Production of a Health-Beneficial Food Emulsifier by Enzymatic Partial Hydrolysis of Phospholipids Obtained from the Head of Autumn Chum Salmon

• Published in: Journal of Oleo Science Vol. 66; no. 2; pp. 147 - 155
• Main Authors: A. K. M. Azad Shah, Nagao, Toshihiro, Kurihara, Hideyuki, Takahashi, Koretaro
• Format: Journal Article
• Language: English
• Published: Japan Japan Oil Chemists' Society 01.02.2017; Japan Science and Technology Agency
• Subjects: Acetone; Animals; Docosahexaenoic acid; Emulsifiers; Emulsifying Agents - chemistry; Emulsifying Agents - metabolism; emulsifying properties; enzymatic partial hydrolysis; Esterification; Head; Hydrolysates; Hydrolysis; Hydrophobic and Hydrophilic Interactions; Lipase - metabolism; Lipids; Lipids - chemistry; lysophospholipids; Micelles; Oncorhynchus keta; Phospholipids; Phospholipids - chemistry; Phospholipids - metabolism; Salmon; Salmon - anatomy & histology; Salmon - metabolism; Silica gel; Silicon dioxide; Substrates; Surface tension
• ISSN: 1345-8957; 1347-3352
• DOI: 10.5650/jos.ess16171

Phospholipids and their partial hydrolysates, namely lysophospholipids (LPLs), have been widely used in food, pharmaceutical, and cosmetic products as highly efficient emulsifiers.
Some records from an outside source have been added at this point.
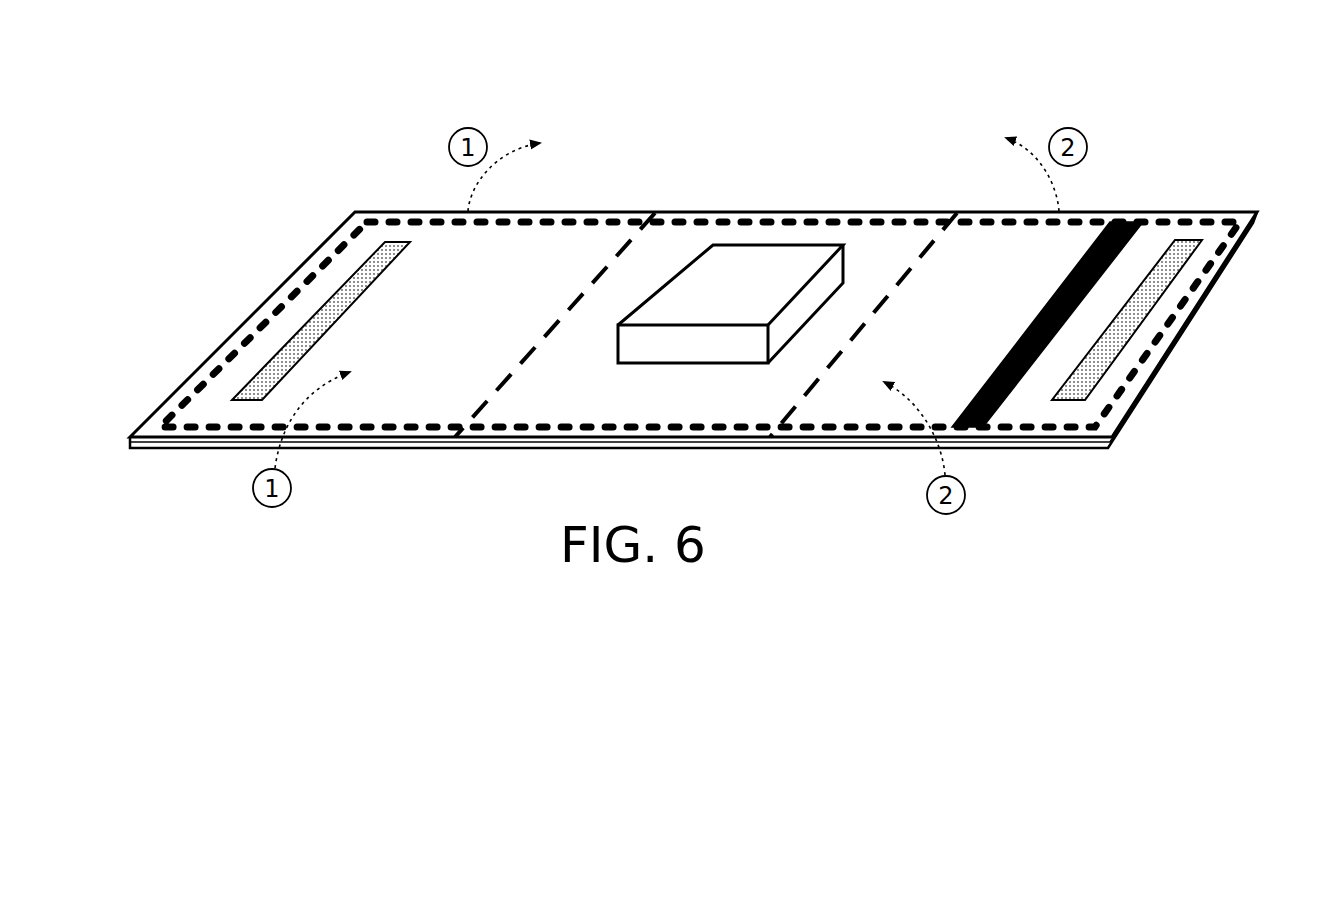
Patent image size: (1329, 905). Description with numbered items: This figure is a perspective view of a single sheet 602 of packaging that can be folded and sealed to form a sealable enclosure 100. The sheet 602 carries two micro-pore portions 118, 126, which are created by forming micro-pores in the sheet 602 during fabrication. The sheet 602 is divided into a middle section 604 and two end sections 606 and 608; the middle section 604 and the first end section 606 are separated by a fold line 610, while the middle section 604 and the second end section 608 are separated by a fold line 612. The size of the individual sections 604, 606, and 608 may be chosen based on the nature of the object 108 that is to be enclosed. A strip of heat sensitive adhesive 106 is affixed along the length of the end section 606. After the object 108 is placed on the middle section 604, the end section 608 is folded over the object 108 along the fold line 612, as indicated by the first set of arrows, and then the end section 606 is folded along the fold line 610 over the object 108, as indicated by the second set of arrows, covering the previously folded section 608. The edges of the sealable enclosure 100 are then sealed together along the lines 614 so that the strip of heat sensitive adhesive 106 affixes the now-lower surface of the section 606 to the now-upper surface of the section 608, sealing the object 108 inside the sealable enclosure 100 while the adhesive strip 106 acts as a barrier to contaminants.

The sealable enclosure 100 is at (650, 74).
The strip of heat sensitive adhesive 106 is at (1062, 283).
The object 108 is at (741, 309).
The micro-pore portion 118 is at (398, 245).
The micro-pore portion 126 is at (1163, 295).
The sheet 602 is at (1214, 178).
The middle section 604 is at (774, 406).
The first end section 606 is at (958, 373).
The second end section 608 is at (435, 334).
The fold line 610 is at (878, 302).
The fold line 612 is at (537, 348).
The lines 614 is at (287, 297).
This study was conducted to produce docosahexaenoic acid (DHA)-esterified LPLs by enzymatic modification of phospholipids obtained from the head of autumn chum salmon (Oncorhynchus keta). The emulsifying properties of the obtained LPLs were also evaluated. Two different types of substrates of salmon head phospholipids were prepared via silica gel and cold acetone precipitation. Enzymatic partial hydrolysis was carried out using immobilized phospholipase A1 (PLA1) and Lipozyme RM IM. Results showed that the increase in DHA in the LPLs was much higher in the silica-separated phospholipids than in the acetone-precipitated phospholipids. When silica-separated phospholipids were used as the substrate, the DHA content of the LPLs increased from 23.1% to 40.6% and 42.6% after 8 h of partial hydrolysis with Lipozyme RM IM and immobilized PLA1, respectively. The yield of the LPLs was comparatively higher in the Lipozyme RM IM than in the immobilized PLA1 hydrolysis reaction. The critical micelle concentration values of the LPLs and purified lysophosphatidylcholine (LPC) were 100 mg/L and 5 mg/L, respectively. The surface tension values of the LPLs and LPC were reduced to 30.0 mN/m and 30.5 mN/m, respectively. The hydrophilic-lipophilic balance of the LPLs and LPC were 6.0 and 9.4, respectively. Based on the emulsifying properties observed, we conclude that LPLs derived from the phospholipids of salmon head lipids could be used as a health-beneficial emulsifier in the food industry.